A gentleman at Bristol who traded largely to the plantations offered him his assistance in the affair, and matters being quickly adjusted between them, Tim, to show himself grateful, and a man of honour, was married privately to Jenny, whom he resolved should be the companion of his future fortunes, as she had hitherto been the constant solace of all his sorrows. But before they set out, he thought it proper to make a journey to London, as well as to provide some necessary articles in the profession he intended to follow, as to make an end of a little affair which we have before related, and which lay very hard upon his conscience. To town then came Jenny and he, and took a lodging near Tower Street, where in about a fortnight's time, Mr. Benson had put everything in order for his voyage. The day before he sat out on his return for Bristol, he wrote the following letter to the old gentleman he had robbed, and who as he informed himself, was still living at the same place.
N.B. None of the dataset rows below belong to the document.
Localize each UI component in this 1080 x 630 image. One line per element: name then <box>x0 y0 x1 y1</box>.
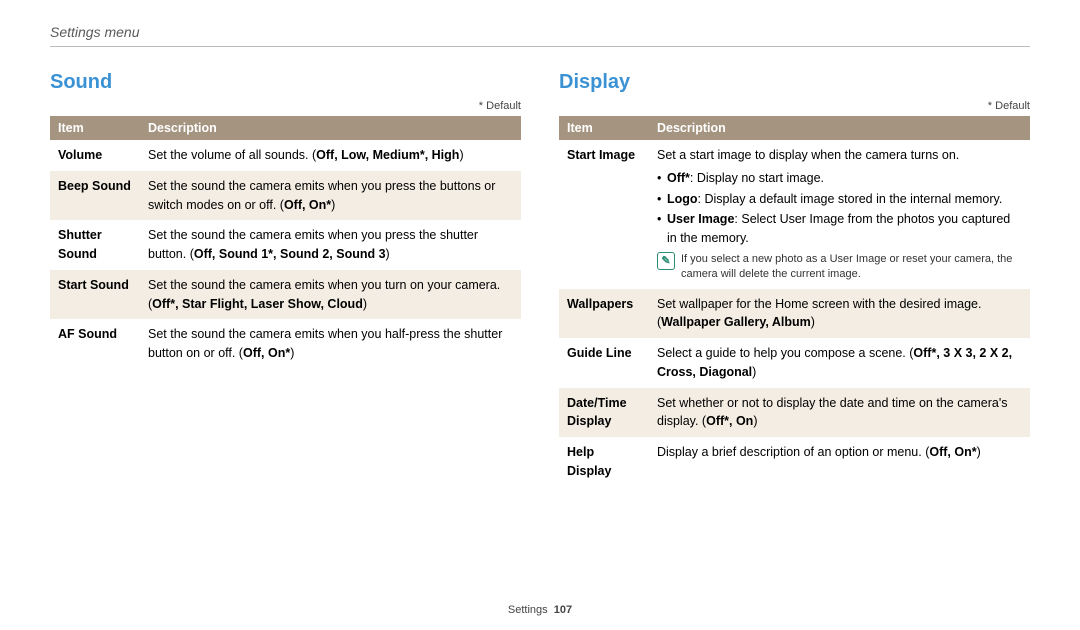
bullet-text: : Display a default image stored in the … <box>698 192 1003 206</box>
table-row: Wallpapers Set wallpaper for the Home sc… <box>559 289 1030 339</box>
bullet-list: Off*: Display no start image. Logo: Disp… <box>657 169 1022 248</box>
sound-section: Sound * Default Item Description Volume … <box>50 71 521 487</box>
item-cell: Start Image <box>559 140 649 289</box>
item-cell: Volume <box>50 140 140 171</box>
item-cell: Guide Line <box>559 338 649 388</box>
desc-suffix: ) <box>459 148 463 162</box>
table-row: Help Display Display a brief description… <box>559 437 1030 487</box>
desc-prefix: Select a guide to help you compose a sce… <box>657 346 913 360</box>
desc-opts: Wallpaper Gallery, Album <box>661 315 811 329</box>
desc-cell: Set wallpaper for the Home screen with t… <box>649 289 1030 339</box>
columns: Sound * Default Item Description Volume … <box>50 71 1030 487</box>
page-number: 107 <box>554 604 572 616</box>
desc-suffix: ) <box>331 198 335 212</box>
desc-prefix: Display a brief description of an option… <box>657 445 929 459</box>
note: ✎ If you select a new photo as a User Im… <box>657 252 1022 283</box>
table-row: Start Image Set a start image to display… <box>559 140 1030 289</box>
desc-cell: Set a start image to display when the ca… <box>649 140 1030 289</box>
item-cell: Shutter Sound <box>50 220 140 270</box>
desc-cell: Set the sound the camera emits when you … <box>140 220 521 270</box>
desc-cell: Set the sound the camera emits when you … <box>140 270 521 320</box>
desc-suffix: ) <box>811 315 815 329</box>
table-header-row: Item Description <box>559 116 1030 140</box>
desc-suffix: ) <box>386 247 390 261</box>
list-item: Off*: Display no start image. <box>657 169 1022 188</box>
note-text: If you select a new photo as a User Imag… <box>681 252 1022 283</box>
bullet-label: Logo <box>667 192 698 206</box>
list-item: User Image: Select User Image from the p… <box>657 210 1022 248</box>
breadcrumb: Settings menu <box>50 24 1030 40</box>
desc-suffix: ) <box>363 297 367 311</box>
desc-opts: Off, On* <box>243 346 290 360</box>
page: Settings menu Sound * Default Item Descr… <box>0 0 1080 630</box>
display-table: Item Description Start Image Set a start… <box>559 116 1030 487</box>
item-cell: Wallpapers <box>559 289 649 339</box>
list-item: Logo: Display a default image stored in … <box>657 190 1022 209</box>
table-row: Date/Time Display Set whether or not to … <box>559 388 1030 438</box>
bullet-label: Off* <box>667 171 690 185</box>
th-item: Item <box>559 116 649 140</box>
table-row: Guide Line Select a guide to help you co… <box>559 338 1030 388</box>
desc-opts: Off*, On <box>706 414 753 428</box>
table-row: AF Sound Set the sound the camera emits … <box>50 319 521 369</box>
desc-lead: Set a start image to display when the ca… <box>657 146 1022 165</box>
footer-label: Settings <box>508 604 548 616</box>
th-description: Description <box>140 116 521 140</box>
table-row: Start Sound Set the sound the camera emi… <box>50 270 521 320</box>
item-cell: Date/Time Display <box>559 388 649 438</box>
display-title: Display <box>559 71 1030 94</box>
desc-suffix: ) <box>977 445 981 459</box>
desc-opts: Off, On* <box>929 445 976 459</box>
desc-suffix: ) <box>753 414 757 428</box>
desc-cell: Select a guide to help you compose a sce… <box>649 338 1030 388</box>
desc-prefix: Set the sound the camera emits when you … <box>148 327 502 360</box>
desc-cell: Display a brief description of an option… <box>649 437 1030 487</box>
desc-opts: Off, On* <box>284 198 331 212</box>
item-cell: Start Sound <box>50 270 140 320</box>
th-item: Item <box>50 116 140 140</box>
desc-opts: Off, Sound 1*, Sound 2, Sound 3 <box>194 247 386 261</box>
table-header-row: Item Description <box>50 116 521 140</box>
item-cell: AF Sound <box>50 319 140 369</box>
desc-suffix: ) <box>290 346 294 360</box>
th-description: Description <box>649 116 1030 140</box>
table-row: Beep Sound Set the sound the camera emit… <box>50 171 521 221</box>
bullet-text: : Display no start image. <box>690 171 824 185</box>
sound-default-note: * Default <box>50 100 521 112</box>
desc-cell: Set whether or not to display the date a… <box>649 388 1030 438</box>
display-default-note: * Default <box>559 100 1030 112</box>
item-cell: Help Display <box>559 437 649 487</box>
display-section: Display * Default Item Description Start… <box>559 71 1030 487</box>
desc-prefix: Set the volume of all sounds. ( <box>148 148 316 162</box>
desc-opts: Off, Low, Medium*, High <box>316 148 459 162</box>
desc-suffix: ) <box>752 365 756 379</box>
header-divider <box>50 46 1030 47</box>
note-icon: ✎ <box>657 252 675 270</box>
page-footer: Settings 107 <box>0 604 1080 616</box>
bullet-label: User Image <box>667 212 734 226</box>
sound-title: Sound <box>50 71 521 94</box>
desc-cell: Set the sound the camera emits when you … <box>140 171 521 221</box>
sound-table: Item Description Volume Set the volume o… <box>50 116 521 369</box>
desc-cell: Set the sound the camera emits when you … <box>140 319 521 369</box>
desc-cell: Set the volume of all sounds. (Off, Low,… <box>140 140 521 171</box>
table-row: Volume Set the volume of all sounds. (Of… <box>50 140 521 171</box>
table-row: Shutter Sound Set the sound the camera e… <box>50 220 521 270</box>
desc-opts: Off*, Star Flight, Laser Show, Cloud <box>152 297 363 311</box>
item-cell: Beep Sound <box>50 171 140 221</box>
Under the pressure of severe necessity my misfortunes tempted me to commit so great a piece of villainy as the robbing you in Red Lion Fields. You may remember, sir, that I took from you a green purse, in which was seventy guineas, and two diamond rings, the one of a large, the other of a less value. The first comes to you enclosed in this, the latter, the same necessity which urged me so far as to take them, obliged me some months after to dispose of, which I did for fourteen pounds. As a satisfaction for the injury I did you, be so good, sir, as to accept of the enclosed note of one hundred pounds, which I hope will amount to the whole value of those things I took from you, and may I flatter myself, procure your pardon, the only thing wanting to making him easy, who is,
Sir, Your most obedient Humble Servant.
This he took care to convey by a ticket-porter of whose fidelity he was well assured, and having despatched this affair, he let slip nothing to make his intended voyage successful. His skill in his profession was such that he soon had as much business in the plantation where he settled, as he knew what to do with, and in seven or eight years' practice, acquired such an estate as was sufficient to furnish him with all the necessaries of life, upon which he lived when he gave this account to the gentleman who communicated it to me. And as it is an instance of a return of virtue not often to be met with, I thought it might be as useful as any other relation which hitherto had a place in this confession.